Hace algunas semanas me aventé la serie de Netflix sobre Vince McMahon, el excéntrico promotor de lucha libre y dueño de la WWE. Me gustó mucho porque me permitió conocer un poco mejor a la persona detrás del personaje (si es que realmente existe tal cosa) y apreciar el genio detrás de la construcción de una marca que hoy en día genera miles de millones de dólares.
Al haber nacido en 1992, no me tocaron las primeras épocas de la lucha libre en Estados Unidos, así que me fascinó ver cómo existían distintas facciones de lucha delimitadas por territorio y cómo la estrategia capitalista de McMahon las destruyó, con la mentalidad de que simplemente estaba compitiendo.

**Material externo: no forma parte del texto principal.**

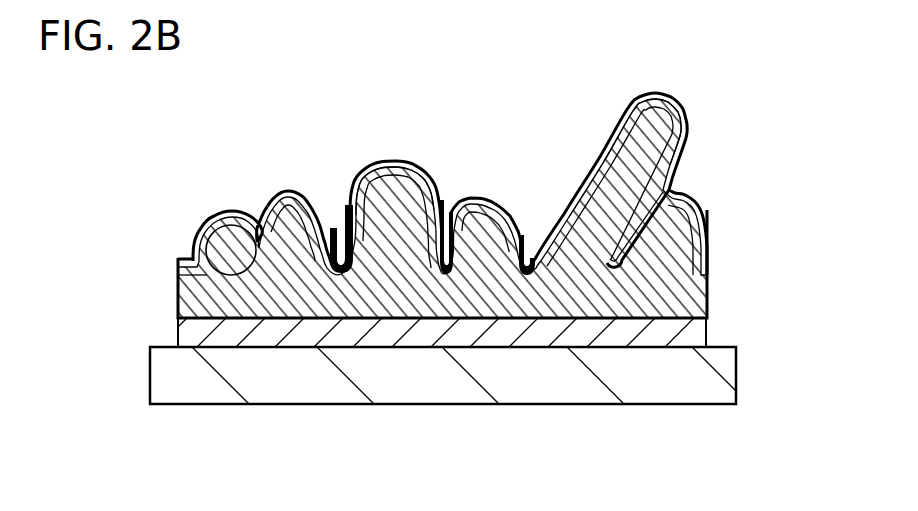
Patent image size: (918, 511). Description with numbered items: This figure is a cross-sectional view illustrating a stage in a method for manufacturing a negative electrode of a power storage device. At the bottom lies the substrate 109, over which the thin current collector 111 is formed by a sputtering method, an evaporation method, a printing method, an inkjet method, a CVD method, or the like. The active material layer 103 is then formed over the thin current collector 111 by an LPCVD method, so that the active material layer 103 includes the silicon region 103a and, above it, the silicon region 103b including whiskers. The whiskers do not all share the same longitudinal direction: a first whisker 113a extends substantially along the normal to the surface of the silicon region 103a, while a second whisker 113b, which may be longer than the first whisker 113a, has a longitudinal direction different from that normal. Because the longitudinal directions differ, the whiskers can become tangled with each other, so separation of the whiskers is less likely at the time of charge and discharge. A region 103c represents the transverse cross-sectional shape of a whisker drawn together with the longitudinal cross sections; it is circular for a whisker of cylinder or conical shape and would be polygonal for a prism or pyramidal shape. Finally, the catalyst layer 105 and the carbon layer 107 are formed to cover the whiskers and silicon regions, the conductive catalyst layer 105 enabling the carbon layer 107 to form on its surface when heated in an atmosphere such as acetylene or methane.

The active material layer 103 is at (167, 175).
The silicon region 103a is at (723, 273).
The silicon region including whiskers 103b is at (723, 108).
The region 103c is at (222, 243).
The catalyst layer 105 is at (627, 133).
The carbon layer 107 is at (285, 190).
The substrate 109 is at (407, 383).
The thin current collector 111 is at (537, 330).
The first whisker 113a is at (380, 210).
The second whisker 113b is at (622, 177).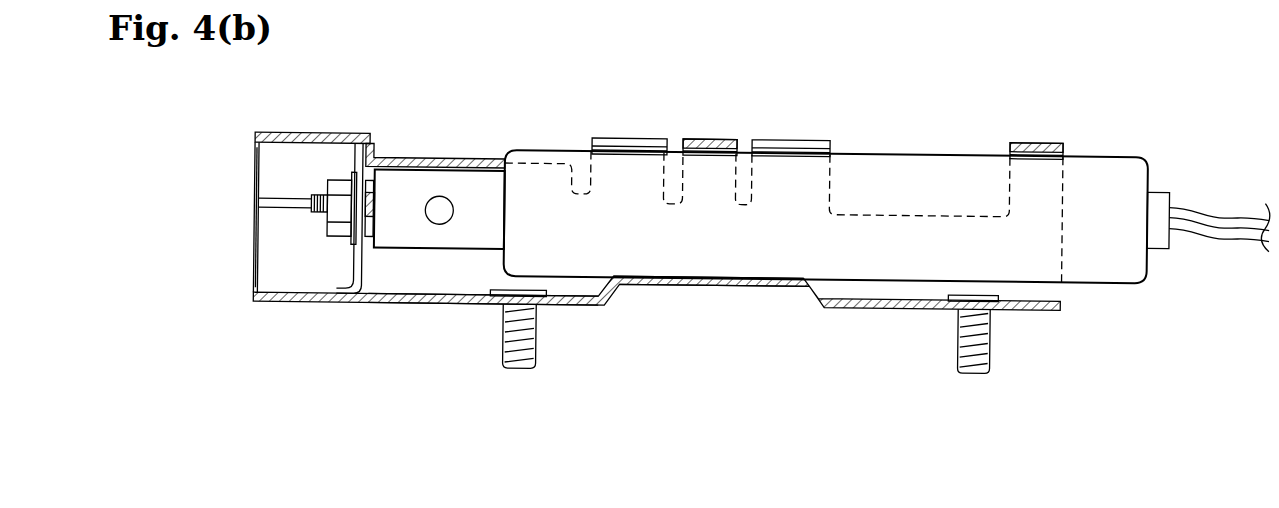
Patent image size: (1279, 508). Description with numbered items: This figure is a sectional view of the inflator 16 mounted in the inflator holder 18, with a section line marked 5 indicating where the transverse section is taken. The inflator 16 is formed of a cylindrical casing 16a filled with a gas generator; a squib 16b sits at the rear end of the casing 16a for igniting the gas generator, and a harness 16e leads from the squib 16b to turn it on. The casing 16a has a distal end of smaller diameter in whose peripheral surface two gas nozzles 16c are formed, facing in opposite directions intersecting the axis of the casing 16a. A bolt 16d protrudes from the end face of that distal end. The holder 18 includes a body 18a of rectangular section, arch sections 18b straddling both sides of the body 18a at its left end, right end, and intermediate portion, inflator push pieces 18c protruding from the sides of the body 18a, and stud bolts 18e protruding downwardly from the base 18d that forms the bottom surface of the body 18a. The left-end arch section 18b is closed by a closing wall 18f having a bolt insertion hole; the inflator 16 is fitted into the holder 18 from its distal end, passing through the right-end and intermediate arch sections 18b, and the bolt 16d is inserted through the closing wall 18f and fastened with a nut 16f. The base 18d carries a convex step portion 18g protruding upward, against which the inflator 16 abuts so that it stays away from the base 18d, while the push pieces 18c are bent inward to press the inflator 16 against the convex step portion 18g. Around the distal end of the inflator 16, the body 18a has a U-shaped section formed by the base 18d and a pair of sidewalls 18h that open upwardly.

También disfruté mucho recorrer las diferentes etapas de la lucha libre, lo cual me puso nostálgico al recordar las épocas más irreverentes (las primeras que yo recuerdo), antes de que se volviera apto para todo público y adoptara un tono demasiado "vainilla". Sin embargo, lo que más me dejó la serie fue la mentalidad obsesiva de trabajo que tenía McMahon, sumada a una infancia complicada que lo llevó a obsesionarse completamente con su empresa, al grado de involucrar de lleno a su familia y sus problemas personales en el mundo de la lucha libre, todo con el afán de vender más boletos y captar la atención del público.
Para mí, Vince McMahon es un recordatorio de algo en lo que no quiero convertirme: alguien que deja completamente de lado su vida personal por perseguir el éxito profesional. Pero, al mismo tiempo, es una referencia interesante de alguien sumamente brillante y trabajador que se obsesionó hasta el punto de aplastar o instrumentalizar a los demás con el lema de que "el show debe continuar".